А тут наследничек подсуропил, пакость папеньке наипоследнюю изготовил: ушел-таки, ракалия, сквернавец подкаторжный, утек в пределы те беспредельные, где несть ни литературы духоподъемной, ни литераторов просветленных, ни дел государственной важности, ни батогов, ни кошек любого рода. Тут бы Петру Аристарховичу душой-то и возликовать-возрадоваться, но, как скажет другой реформатор, через неполных двести лет, процесс пошел.
А он и впрямь пошел, не нам с вами останавливать. В том смысле, что уж во те дни скорбные, сказывают, жор раззадорился-возгорелся в Петре Аристарховиче превеликий, лютый, чрезъестественный.
— Ба! да ты кабаном беловежским глядишься, — шевеля усищами, прищурился государь на пышной (не по чину евоному сыну-выблядку) тризне. — А ну-ка, на спор: хряка-однолетку, хреном белейшим обмазанного, бочкой рейнского запивавши, — буде я те времени дам, пока музыканты регодон-танец наяривают, — съешь?!!
— А то ж, — ровно отозвался Петр Аристархович и смолол хряка (всухомятку) на первых восьми музыкальных тактах.
Pas mal, hein? Вот те и все увеселение.
— Уууххх!! — взревел реформатор, обожающий, как и народ его, все самое крайнее. — Вот так феатр!! Да тя, слышь, надо по ярманкам в клетке возить, да ристалища с другими-прочими чревоублажателями налаживать, а как лопнешь, с пережору-то, распоряжусь корпус твой во сосуд двухсотведерный поместить, да спиритусу крепчайшего туды залить, да в Кунцкамере сосуд-то и водрузить — на показ, к уродцам голландским в компанию!!..

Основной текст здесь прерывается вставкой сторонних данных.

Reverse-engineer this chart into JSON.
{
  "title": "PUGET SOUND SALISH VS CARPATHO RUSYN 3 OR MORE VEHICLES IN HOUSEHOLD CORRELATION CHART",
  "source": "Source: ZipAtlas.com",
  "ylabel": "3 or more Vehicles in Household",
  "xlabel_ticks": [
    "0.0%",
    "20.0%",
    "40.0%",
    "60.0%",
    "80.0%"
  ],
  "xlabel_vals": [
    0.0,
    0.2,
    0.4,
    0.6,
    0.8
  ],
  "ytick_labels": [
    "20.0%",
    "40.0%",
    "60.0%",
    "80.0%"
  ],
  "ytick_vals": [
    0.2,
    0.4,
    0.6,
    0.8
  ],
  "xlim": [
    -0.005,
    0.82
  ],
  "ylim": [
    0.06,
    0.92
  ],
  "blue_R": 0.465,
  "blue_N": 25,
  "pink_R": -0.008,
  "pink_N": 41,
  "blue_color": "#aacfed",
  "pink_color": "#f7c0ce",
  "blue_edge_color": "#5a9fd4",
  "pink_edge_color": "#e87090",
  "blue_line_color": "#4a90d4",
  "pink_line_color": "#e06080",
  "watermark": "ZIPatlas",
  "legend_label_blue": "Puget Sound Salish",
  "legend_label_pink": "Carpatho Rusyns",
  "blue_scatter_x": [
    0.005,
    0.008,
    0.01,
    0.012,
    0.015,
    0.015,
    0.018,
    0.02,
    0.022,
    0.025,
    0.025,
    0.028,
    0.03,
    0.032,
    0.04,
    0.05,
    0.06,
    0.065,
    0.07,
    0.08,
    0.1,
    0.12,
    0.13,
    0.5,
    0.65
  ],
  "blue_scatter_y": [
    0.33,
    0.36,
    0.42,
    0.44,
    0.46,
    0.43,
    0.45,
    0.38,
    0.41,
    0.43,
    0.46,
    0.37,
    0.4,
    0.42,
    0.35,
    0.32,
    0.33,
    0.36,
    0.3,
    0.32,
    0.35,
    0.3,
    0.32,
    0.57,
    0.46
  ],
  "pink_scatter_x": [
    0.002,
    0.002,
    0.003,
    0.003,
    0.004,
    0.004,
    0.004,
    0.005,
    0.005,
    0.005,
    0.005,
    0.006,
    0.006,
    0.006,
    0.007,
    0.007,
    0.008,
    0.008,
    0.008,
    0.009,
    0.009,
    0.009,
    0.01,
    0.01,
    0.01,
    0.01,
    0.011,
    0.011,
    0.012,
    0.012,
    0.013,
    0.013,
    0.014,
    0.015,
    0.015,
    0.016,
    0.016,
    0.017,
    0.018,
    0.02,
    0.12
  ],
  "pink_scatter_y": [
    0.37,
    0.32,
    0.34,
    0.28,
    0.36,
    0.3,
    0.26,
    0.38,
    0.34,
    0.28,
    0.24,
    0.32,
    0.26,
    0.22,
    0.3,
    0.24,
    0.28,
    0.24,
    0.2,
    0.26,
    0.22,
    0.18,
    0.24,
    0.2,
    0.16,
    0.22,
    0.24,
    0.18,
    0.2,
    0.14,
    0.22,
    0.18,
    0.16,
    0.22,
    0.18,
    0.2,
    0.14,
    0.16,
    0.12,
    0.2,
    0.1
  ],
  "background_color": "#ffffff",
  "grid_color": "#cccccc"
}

И — загоготал. Заблеяла, заквакала, завизжала-закудахтала, зарыготала вся царская камарилья... Кикиморы нечестивые, богомерзкие! Не до смеху было одному Петру Аристарховичу. Что касаемо науки тератологии, то справедлив был царь: Петр Аристархович и впрямь экземпляр стал недюжинный. Так это же только для ученых мужей да для зевак праздных, а каково, православные, вы прикиньте, самому монструозусу?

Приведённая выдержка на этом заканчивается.